Unfortunately, I have to say to the Minister that my understanding of the figures is very different. Is it not correct that, in the last year of the Labour Government, 33,000 social housing units were built, renting out at 40% to 50% of market value? Last year, 9,500 units were built—a drop from 33,000 to 9,000. Is it not the case that most families are being pushed into expensive “affordable” housing or private renting? Will the Minister confirm that, as of last year, the housing benefit bill had increased by £2 billion over the last five years? Does the Minister not agree with me that the Government’s affordable housing strategy should be renamed unaffordable—unaffordable for the British taxpayer and unaffordable for families?
I am afraid there were a lot of inaccurate figures there. Under the last Labour Government, the number of social and affordable rented houses fell by 420,000. Since 2010, it has gone up by 46,000. We have just seen the expenditure come down, because we have got people into work: people in work do not require support from housing benefit, and their numbers have come down. The numbers in the social rented sector are down 2% in the last year and the numbers in the private rented sector are down 5%. The figures that the noble Baroness was promoting are really quite wrong.
Is the Minister aware that there are abuses in the system through which private landlords let properties to people who need them very badly? In the past, there was a ridiculous situation whereby, if you were prepared to let your property for £X, the council would tell you that you could get £2X for it, so immediately any sensible landlord charged £2X. Is he also aware that other people required their tenants who were getting housing benefit to pay extra to them as private landlords and to say nothing about it? Something has to be done to ensure that that does not continue.
We inherited a system under the local housing allowance which was based at 50% of the average rate. Clearly, that was too high and encouraged some landlords to move up to that central rate, even though their houses were not worth that amount. We have now put a series of controls on how the LHA works.
My Lords, can the Minister comment on the changes in housing benefit in respect of supported housing for the most vulnerable people? Can he confirm that the Government’s plan to limit housing benefit in the social housing sector to the local housing allowance will only apply to tenants of working age in general needs housing and not to the homes of the most vulnerable?
We are having a very substantial study done on the supported housing sector. That will come out later this year and we are looking at what our policies should be to support that sector.

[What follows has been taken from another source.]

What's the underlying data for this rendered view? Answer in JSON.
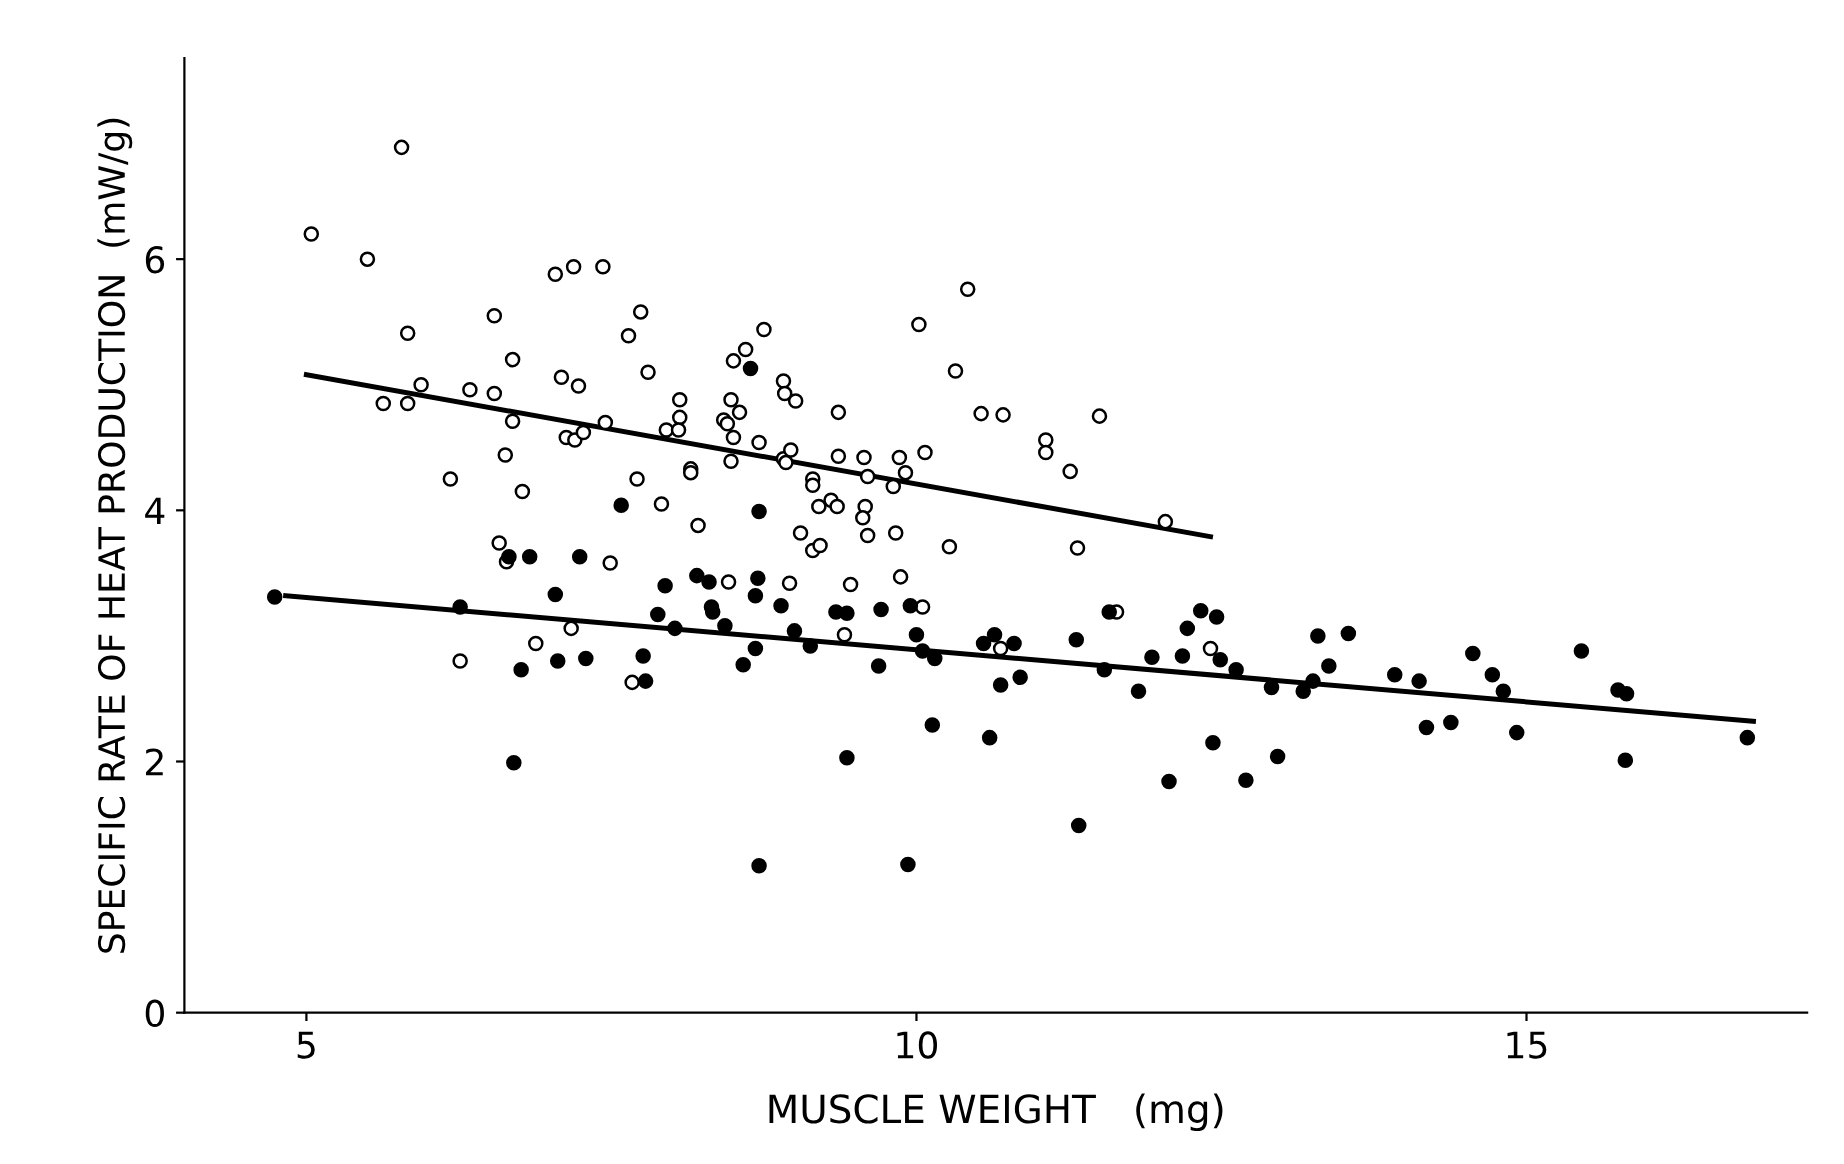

My Lords, as private sector rents are normally higher than social rents, this could lead to an increase in housing benefit paid to private sector landlords, if the volume of private sector rental properties available is outstripped by demand from those renting there instead of in the social sector or from those who cannot afford to buy a property. Does the Minister agree?
No, you have to look at the round trip. A single person in a three-bedroom place, say, may move out to the private rented sector. That might be more expensive, but then you can take a family, who are very expensive in the private rented sector, and put them in the cheaper, social rented sector. That round-trip effect in somewhere like Enfield is worth £2,500 a year to the state; the typical figure for a place such as Lincoln would be more than £600 to the state.
My Lords, is there not a direct relationship between the amount of capital that local authorities are allowed to spend and the number of council houses built by those authorities?
My Lords, we are looking to double the housing budget to more than £20 billion over the next five years. We are committed to 400,000 new affordable housing starts worth £8 billion—£1.6 billion of that is going to the rented sector. This is from a Government that are really trying to get housing back after the last Labour Government in 2010 left housing starts at the lowest level ever since the 1920s.
My Lords, let us put a couple of facts on the table. The Government said they are going to spend £20 billion on housebuilding this Parliament, of which only £1.6 billion will go on affordable housing. Under the welfare reform Bill that the Minister is dealing with at the moment, the OBR has said that 14,000 fewer social housing units will be built as a direct result of the plan to force housing associations to cut rents. How does that help bring the housing benefit bill down?
I just repeat what I said: we are spending £20 billion to have 400,000 new starts. That is more than this country has seen. Where there might be a policy that may have a pressure, we will look at that but, overall, we are determined to get the houses built in this country.